Monday, November 4, 2013

Roasted Garlic

This is the best thing I've had in ages.  I also wrote this post in October and post-dated it.

How did I forget about roasting garlic?  It's so easy, and imparts massive flavor to anything.  Cooking the bulb caramelizes it and mellows the flavor.  You get all the garlic flavor without bad breath.  I mashed it and sprinkled it over pasta with just some olive oil.  You could toss it in salads, mash it in with potatoes, or use it as a condiment on steak.  The possibilities are endless, including putting it on buttered toast as an appetizer.
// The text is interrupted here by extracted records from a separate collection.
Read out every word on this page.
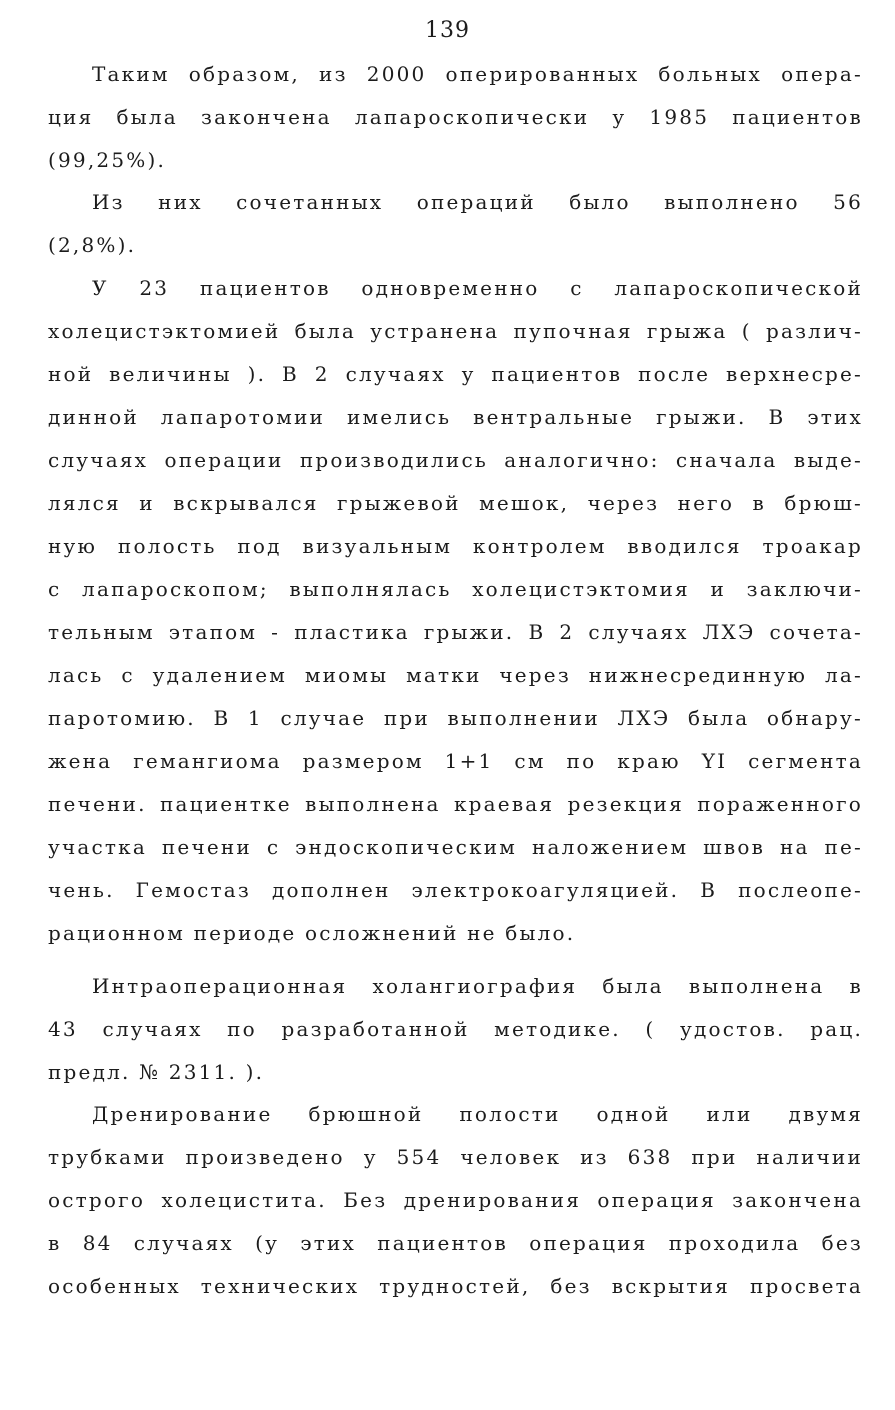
139
Таким образом, из 2000 оперированных больных опера-
ция была закончена лапароскопически у 1985 пациентов
(99,25%).
Из них сочетанных операций было выполнено 56
(2,8%).
У 23 пациентов одновременно с лапароскопической
холецистэктомией была устранена пупочная грыжа ( различ-
ной величины ). В 2 случаях у пациентов после верхнесре-
динной лапаротомии имелись вентральные грыжи. В этих
случаях операции производились аналогично: сначала выде-
лялся и вскрывался грыжевой мешок, через него в брюш-
ную полость под визуальным контролем вводился троакар
с лапароскопом; выполнялась холецистэктомия и заключи-
тельным этапом - пластика грыжи. В 2 случаях ЛХЭ сочета-
лась с удалением миомы матки через нижнесрединную ла-
паротомию. В 1 случае при выполнении ЛХЭ была обнару-
жена гемангиома размером 1+1 см по краю YI сегмента
печени. пациентке выполнена краевая резекция пораженного
участка печени с эндоскопическим наложением швов на пе-
чень. Гемостаз дополнен электрокоагуляцией. В послеопе-
рационном периоде осложнений не было.
Интраоперационная холангиография была выполнена в
43 случаях по разработанной методике. ( удостов. рац.
предл. № 2311. ).
Дренирование брюшной полости одной или двумя
трубками произведено у 554 человек из 638 при наличии
острого холецистита. Без дренирования операция закончена
в 84 случаях (у этих пациентов операция проходила без
особенных технических трудностей, без вскрытия просвета
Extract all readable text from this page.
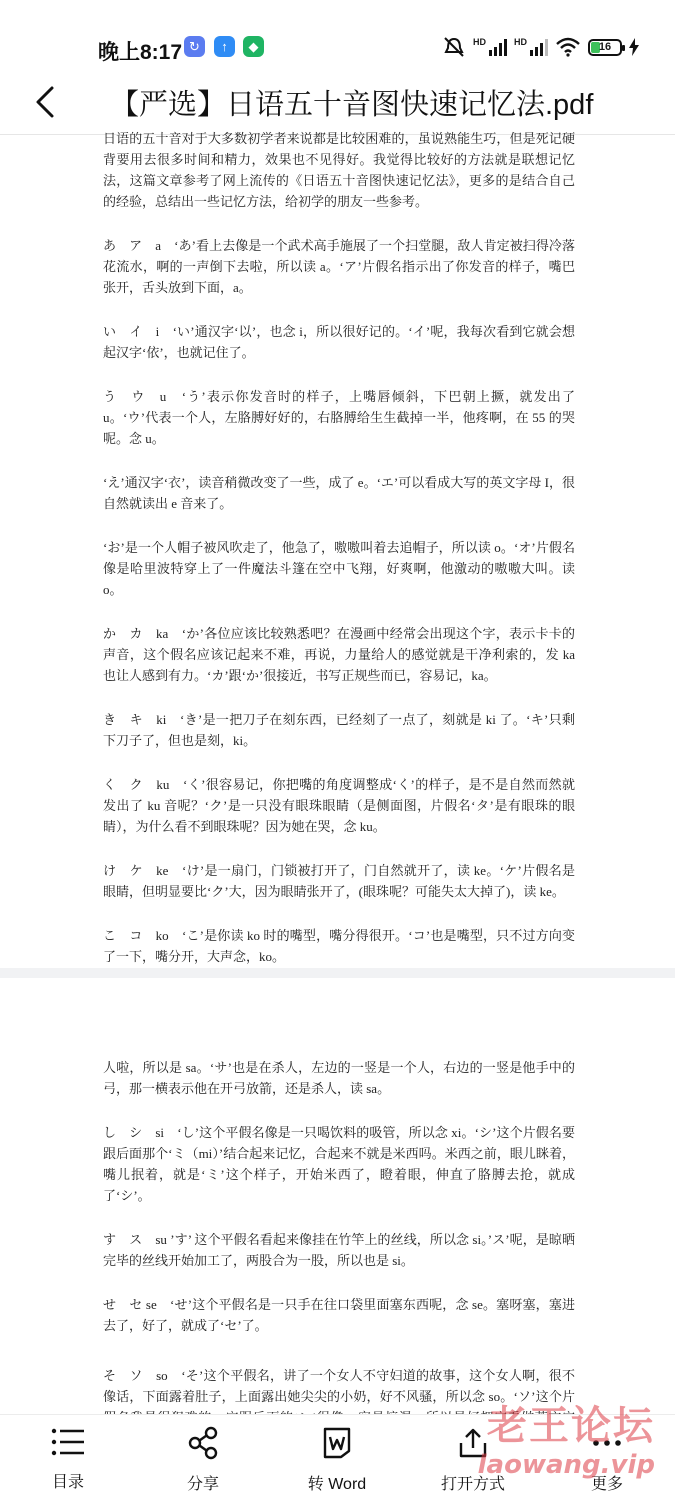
晚上8:17 ↻	↑	◆	HD	HD	16
【严选】日语五十音图快速记忆法.pdf

日语的五十音对于大多数初学者来说都是比较困难的，虽说熟能生巧，但是死记硬背要用去很多时间和精力，效果也不见得好。我觉得比较好的方法就是联想记忆法，这篇文章参考了网上流传的《日语五十音图快速记忆法》，更多的是结合自己的经验，总结出一些记忆方法，给初学的朋友一些参考。

あ　ア　a　‘あ’看上去像是一个武术高手施展了一个扫堂腿，敌人肯定被扫得冷落花流水，啊的一声倒下去啦，所以读 a。‘ア’片假名指示出了你发音的样子，嘴巴张开，舌头放到下面，a。

い　イ　i　‘い’通汉字‘以’，也念 i，所以很好记的。‘イ’呢，我每次看到它就会想起汉字‘依’，也就记住了。

う　ウ　u　‘う’表示你发音时的样子，上嘴唇倾斜，下巴朝上撅，就发出了 u。‘ウ’代表一个人，左胳膊好好的，右胳膊给生生截掉一半，他疼啊，在 55 的哭呢。念 u。

‘え’通汉字‘衣’，读音稍微改变了一些，成了 e。‘エ’可以看成大写的英文字母 I，很自然就读出 e 音来了。

‘お’是一个人帽子被风吹走了，他急了，嗷嗷叫着去追帽子，所以读 o。‘オ’片假名像是哈里波特穿上了一件魔法斗篷在空中飞翔，好爽啊，他激动的嗷嗷大叫。读 o。

か　カ　ka　‘か’各位应该比较熟悉吧？在漫画中经常会出现这个字，表示卡卡的声音，这个假名应该记起来不难，再说，力量给人的感觉就是干净利索的，发 ka 也让人感到有力。‘カ’跟‘か’很接近，书写正规些而已，容易记，ka。

き　キ　ki　‘き’是一把刀子在刻东西，已经刻了一点了，刻就是 ki 了。‘キ’只剩下刀子了，但也是刻，ki。

く　ク　ku　‘く’很容易记，你把嘴的角度调整成‘く’的样子，是不是自然而然就发出了 ku 音呢？‘ク’是一只没有眼珠眼睛（是侧面图，片假名‘タ’是有眼珠的眼睛），为什么看不到眼珠呢？因为她在哭，念 ku。

け　ケ　ke　‘け’是一扇门，门锁被打开了，门自然就开了，读 ke。‘ケ’片假名是眼睛，但明显要比‘ク’大，因为眼睛张开了，(眼珠呢？可能失太大掉了)，读 ke。

こ　コ　ko　‘こ’是你读 ko 时的嘴型，嘴分得很开。‘コ’也是嘴型，只不过方向变了一下，嘴分开，大声念，ko。

人啦，所以是 sa。‘サ’也是在杀人，左边的一竖是一个人，右边的一竖是他手中的弓，那一横表示他在开弓放箭，还是杀人，读 sa。

し　シ　si　‘し’这个平假名像是一只喝饮料的吸管，所以念 xi。‘シ’这个片假名要跟后面那个‘ミ（mi）’结合起来记忆，合起来不就是米西吗。米西之前，眼儿眯着，嘴儿抿着，就是‘ミ’这个样子，开始米西了，瞪着眼，伸直了胳膊去抢，就成了‘シ’。

す　ス　su ’す’ 这个平假名看起来像挂在竹竿上的丝线，所以念 si。’ス’呢，是晾晒完毕的丝线开始加工了，两股合为一股，所以也是 si。

せ　セ se　‘せ’这个平假名是一只手在往口袋里面塞东西呢，念 se。塞呀塞，塞进去了，好了，就成了‘セ’了。

そ　ソ　so　‘そ’这个平假名，讲了一个女人不守妇道的故事，这个女人啊，很不像话，下面露着肚子，上面露出她尖尖的小奶，好不风骚，所以念 so。‘ソ’这个片

目录	分享	转 Word	打开方式	更多
老王论坛
laowang.vip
The site I got the method from had you peeling the head and cutting off the tops of the garlic cloves, which is harder than it sounds without a really sharp knife.  After doing all of that, I remembered that the really easy way to make this is to cut off the root end, but I didn't feel like going back to the store for more garlic, so don't go entirely by the photo.

Garlic heads
olive oil

1.  Preheat oven to 400º.  With the skins on the head, slice off the root end of the garlic to expose the cloves.  Lightly brush off any loose skins, but don't go deep enough that the cloves separate.

2.  Drizzle a small amount of olive oil onto your hand and rub it into the exposed surfaces of the garlic. It's ok if it gets on the outer skin, too.

3.  Wrap the head tightly in foil so it can self-steam as it cooks.  Place directly on the oven rack if the head is large enough, or place smaller ones in a muffin tin first.  Cook for at least 30 minutes, and as much as 45, until head is squishy.  Remove from oven and let rest several minutes until cool enough to handle.

4.  Here's the fun part.  Open the packages.  Over a bowl, turn the head cut-side down and hold onto the pointy end.  Squeeze down and watch the cloves pop out of their skins.  Make sure you get all of them, then discard the skin.  Use the cloves whole, diced, or mashed.